Sadja was busy looking over the crook of his arm. “Did he nick the TV guide again?”
“Caaaiiid!?” Tom fussed—but Sadja tried to yank the comics section out, and no way she was doing that.
Tom practically crumpled the whole thing trying to keep a grip, extra pages falling everywhere. He growled and sputtered and Sadja just held on tighter and stuck her tongue out at him, still pulling.
So of course it ripped, and there went the comics section, torn neatly in half, and both of them fell flat on their asses on the floor. From where he was taking up the entire sofa again, Caiden snorted a short excuse for a quiet laugh or two.
Surandil hardly noticed any of it, since he calmly removed some of the only sections left: style and fashion, arts and culture, and… obituaries. Tom was just about to ask why the f—
“You may have your favorite sections, Drake,” Surandil said before Tom could speak a word. “I do not believe anyone else desires them,” he added pointedly, dropping a few papers in Tom’s lap.

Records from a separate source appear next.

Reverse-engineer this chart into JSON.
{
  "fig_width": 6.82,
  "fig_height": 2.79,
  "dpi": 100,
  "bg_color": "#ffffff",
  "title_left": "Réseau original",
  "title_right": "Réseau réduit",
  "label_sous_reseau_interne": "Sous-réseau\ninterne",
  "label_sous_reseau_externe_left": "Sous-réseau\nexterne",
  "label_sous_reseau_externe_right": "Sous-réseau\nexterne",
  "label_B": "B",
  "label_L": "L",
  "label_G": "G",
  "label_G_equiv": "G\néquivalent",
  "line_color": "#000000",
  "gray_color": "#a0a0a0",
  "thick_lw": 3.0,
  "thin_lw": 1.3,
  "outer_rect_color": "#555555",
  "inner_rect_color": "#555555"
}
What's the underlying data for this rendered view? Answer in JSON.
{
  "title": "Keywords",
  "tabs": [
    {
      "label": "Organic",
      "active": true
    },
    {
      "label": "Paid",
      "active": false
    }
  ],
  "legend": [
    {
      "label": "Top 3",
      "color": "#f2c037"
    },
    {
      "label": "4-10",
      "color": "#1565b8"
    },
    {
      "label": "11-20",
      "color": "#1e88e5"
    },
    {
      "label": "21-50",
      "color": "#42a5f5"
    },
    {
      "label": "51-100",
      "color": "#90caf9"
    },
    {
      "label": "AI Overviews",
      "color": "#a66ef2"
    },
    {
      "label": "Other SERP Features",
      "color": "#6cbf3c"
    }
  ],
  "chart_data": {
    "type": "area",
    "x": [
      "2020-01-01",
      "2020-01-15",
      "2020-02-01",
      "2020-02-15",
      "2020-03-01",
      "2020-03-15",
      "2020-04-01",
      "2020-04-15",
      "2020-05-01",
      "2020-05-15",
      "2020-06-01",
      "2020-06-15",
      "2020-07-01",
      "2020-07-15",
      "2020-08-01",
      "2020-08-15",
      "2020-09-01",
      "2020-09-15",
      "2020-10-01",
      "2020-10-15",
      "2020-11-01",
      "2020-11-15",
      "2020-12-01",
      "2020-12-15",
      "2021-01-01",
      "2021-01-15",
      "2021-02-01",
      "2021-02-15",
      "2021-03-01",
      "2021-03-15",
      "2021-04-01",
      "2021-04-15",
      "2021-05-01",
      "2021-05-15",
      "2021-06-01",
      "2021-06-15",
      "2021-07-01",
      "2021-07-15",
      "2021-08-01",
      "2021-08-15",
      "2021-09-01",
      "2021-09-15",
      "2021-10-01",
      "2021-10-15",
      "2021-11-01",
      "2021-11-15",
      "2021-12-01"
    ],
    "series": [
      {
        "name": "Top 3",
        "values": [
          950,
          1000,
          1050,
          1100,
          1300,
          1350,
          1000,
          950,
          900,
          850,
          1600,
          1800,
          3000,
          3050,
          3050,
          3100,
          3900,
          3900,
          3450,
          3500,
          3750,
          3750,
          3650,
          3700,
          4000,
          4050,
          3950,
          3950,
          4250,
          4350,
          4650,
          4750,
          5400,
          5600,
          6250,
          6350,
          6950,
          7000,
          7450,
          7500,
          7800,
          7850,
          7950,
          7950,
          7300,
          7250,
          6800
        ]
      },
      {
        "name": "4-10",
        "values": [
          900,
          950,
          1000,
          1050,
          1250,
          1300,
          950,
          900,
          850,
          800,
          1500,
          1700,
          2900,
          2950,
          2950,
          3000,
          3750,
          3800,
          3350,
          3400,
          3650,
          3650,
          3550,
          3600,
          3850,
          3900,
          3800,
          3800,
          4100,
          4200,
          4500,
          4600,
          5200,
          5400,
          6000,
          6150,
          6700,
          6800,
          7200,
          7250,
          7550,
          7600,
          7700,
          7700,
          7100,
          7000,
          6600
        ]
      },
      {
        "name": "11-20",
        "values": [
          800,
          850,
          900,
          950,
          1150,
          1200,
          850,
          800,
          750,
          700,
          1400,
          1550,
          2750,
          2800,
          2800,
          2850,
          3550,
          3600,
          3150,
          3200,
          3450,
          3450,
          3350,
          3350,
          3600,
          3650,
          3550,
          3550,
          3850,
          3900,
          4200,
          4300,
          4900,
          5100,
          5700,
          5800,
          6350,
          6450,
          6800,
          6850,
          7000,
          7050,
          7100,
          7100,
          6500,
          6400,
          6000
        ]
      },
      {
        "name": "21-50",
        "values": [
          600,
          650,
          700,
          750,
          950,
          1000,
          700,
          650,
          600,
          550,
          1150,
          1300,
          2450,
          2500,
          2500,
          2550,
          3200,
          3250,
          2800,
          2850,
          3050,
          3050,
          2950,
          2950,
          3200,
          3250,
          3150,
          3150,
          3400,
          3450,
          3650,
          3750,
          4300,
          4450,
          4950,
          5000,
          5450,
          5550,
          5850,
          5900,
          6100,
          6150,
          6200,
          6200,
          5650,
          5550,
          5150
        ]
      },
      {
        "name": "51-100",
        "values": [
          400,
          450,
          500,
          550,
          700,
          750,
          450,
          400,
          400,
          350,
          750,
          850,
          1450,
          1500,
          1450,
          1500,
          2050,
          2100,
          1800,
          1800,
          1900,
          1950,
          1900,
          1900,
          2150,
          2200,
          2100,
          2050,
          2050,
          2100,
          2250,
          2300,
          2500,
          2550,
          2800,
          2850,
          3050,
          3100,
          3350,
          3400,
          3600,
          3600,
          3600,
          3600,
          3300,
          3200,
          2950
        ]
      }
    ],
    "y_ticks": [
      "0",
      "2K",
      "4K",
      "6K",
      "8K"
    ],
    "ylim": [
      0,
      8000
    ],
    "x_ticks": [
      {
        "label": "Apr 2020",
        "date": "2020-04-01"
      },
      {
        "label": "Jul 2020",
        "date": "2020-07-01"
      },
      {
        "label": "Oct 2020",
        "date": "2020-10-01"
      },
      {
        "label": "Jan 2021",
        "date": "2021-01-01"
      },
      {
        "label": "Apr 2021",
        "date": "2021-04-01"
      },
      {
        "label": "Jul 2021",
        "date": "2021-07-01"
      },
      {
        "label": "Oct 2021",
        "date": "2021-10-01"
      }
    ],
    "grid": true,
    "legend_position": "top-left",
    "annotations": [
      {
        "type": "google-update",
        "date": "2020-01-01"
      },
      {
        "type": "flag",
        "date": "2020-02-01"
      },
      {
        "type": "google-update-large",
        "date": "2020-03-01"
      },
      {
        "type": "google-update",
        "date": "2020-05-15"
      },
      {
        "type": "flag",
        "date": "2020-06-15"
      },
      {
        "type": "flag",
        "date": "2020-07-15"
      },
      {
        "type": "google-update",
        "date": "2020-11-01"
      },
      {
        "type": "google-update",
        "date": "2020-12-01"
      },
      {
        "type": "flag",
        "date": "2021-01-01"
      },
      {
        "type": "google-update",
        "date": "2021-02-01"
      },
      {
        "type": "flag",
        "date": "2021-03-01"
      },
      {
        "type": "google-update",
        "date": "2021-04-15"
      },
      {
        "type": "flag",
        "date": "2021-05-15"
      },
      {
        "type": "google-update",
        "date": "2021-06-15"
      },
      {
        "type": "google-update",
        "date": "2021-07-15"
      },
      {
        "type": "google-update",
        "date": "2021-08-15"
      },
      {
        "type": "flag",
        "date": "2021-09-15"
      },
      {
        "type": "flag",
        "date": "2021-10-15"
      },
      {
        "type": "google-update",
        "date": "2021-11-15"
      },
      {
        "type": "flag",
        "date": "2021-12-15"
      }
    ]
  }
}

Oh yeah, the naughty sections. Heheh—
“Hey, they aren’t that bad!” Tom almost snapped, only just now realizing just how judgmental Surandil had sounded.
Then he looked at the torn-up, sad first half of a bunch of comics in one hand. Sadja was looking at hers, too, but it was upside-down.
“I dunno how to read this,” she said very simply and without the tiniest iota of shame. And she made her way back over to Tom and sat down beside him, scraps in hand. Tom took them and got them back into position to hold the two halves together while Sadja leaned near his shoulder.
Yeah, he always ended up reading the comics out loud to her. And yeah, they usually tore them in half first, because they always fought over them. Why? Who the hell knew?
About halfway through, Sadja snatched for what was left of the rest of the newspaper and said, “Anybody take the cooking stuff?”
And that was the section she got Caiden to read to her. Tom snickered.
Then he went back to reading the rest of the comics for Sadja and definitely getting absolutely no help from her illiteracy while they tried to do crosswords together.